The research noted that the hype around LLMs is real. From the end of November 2022 to the beginning of May 2023, SaaS LLMs used to access models like OpenAI grew exponentially, with Lakehouse customers at a rapid 1,310%. Transformer-related libraries like HuggingFace (an NLP toolkit and model hub), which are used to train homegrown LLMs and were in demand even before the launch of ChatGPT, grew 82% within the same time frame.
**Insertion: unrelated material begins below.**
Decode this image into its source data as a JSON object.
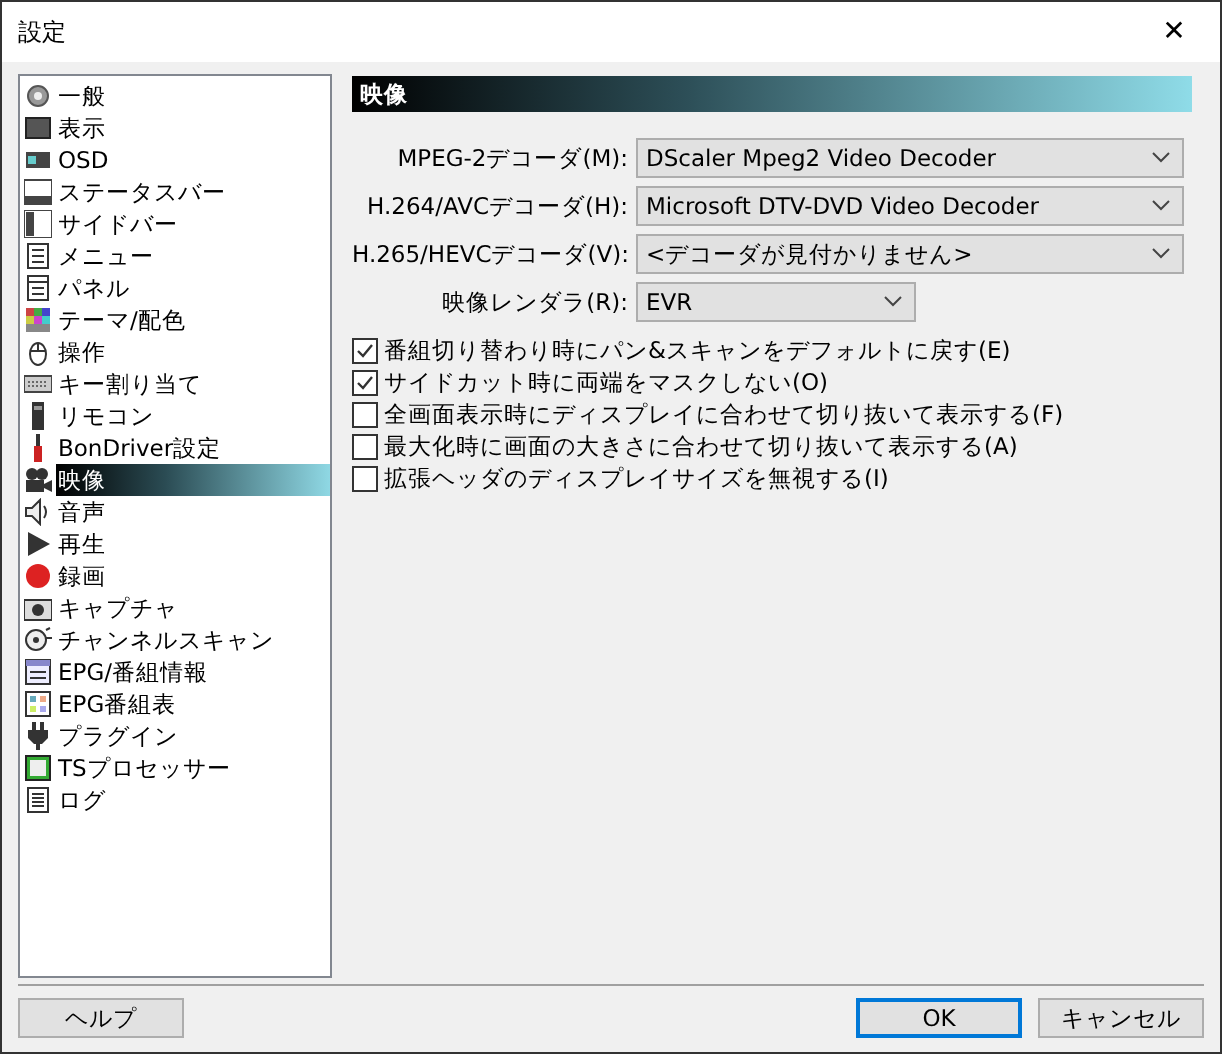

Other key findings include:
- Data transformation and integration are more vital than ever: The fastest growing tools on Databricks are dbt (206% YoY) and FiveTran (181%). But of the ten most popular data and AI products, six are data integration tools, including Informatica and Qlik, making it the fastest-growing market on the Databricks Lakehouse.
- Companies eye open source: When looking at the most popular data and AI products, Microsoft Power BI and Plotly reign above the rest. But organisations are showing a strong pull to open technologies; eight of the ten most popular data and AI products are based on open source software, including dbt, Hugging Face and GeoPandas.
- Enterprises are doing more AI projects than ever before – and getting better at it: The number of models that are candidates for production (used in operations) grew 411% year-over-year, while the number of experimental projects grew 54%. Our data also shows that, on average, one in three experimental models are a candidate for the real world, compared to one in five last year, suggesting organisations are getting better at building and scaling these projects.
- AI is growing, but don’t forget traditional data analytics: Power BI was the most popular program running on top of the Lakehouse last year. The Lakehouse is increasingly used for data warehousing, including serverless data warehousing with Databricks SQL, which grew 144% YoY.
While it is still early days, these emerging trends are bound to define the future of AI. And business leaders need to pay attention. It's never been clearer: the companies that harness the power of DS/ML will lead the next generation of data.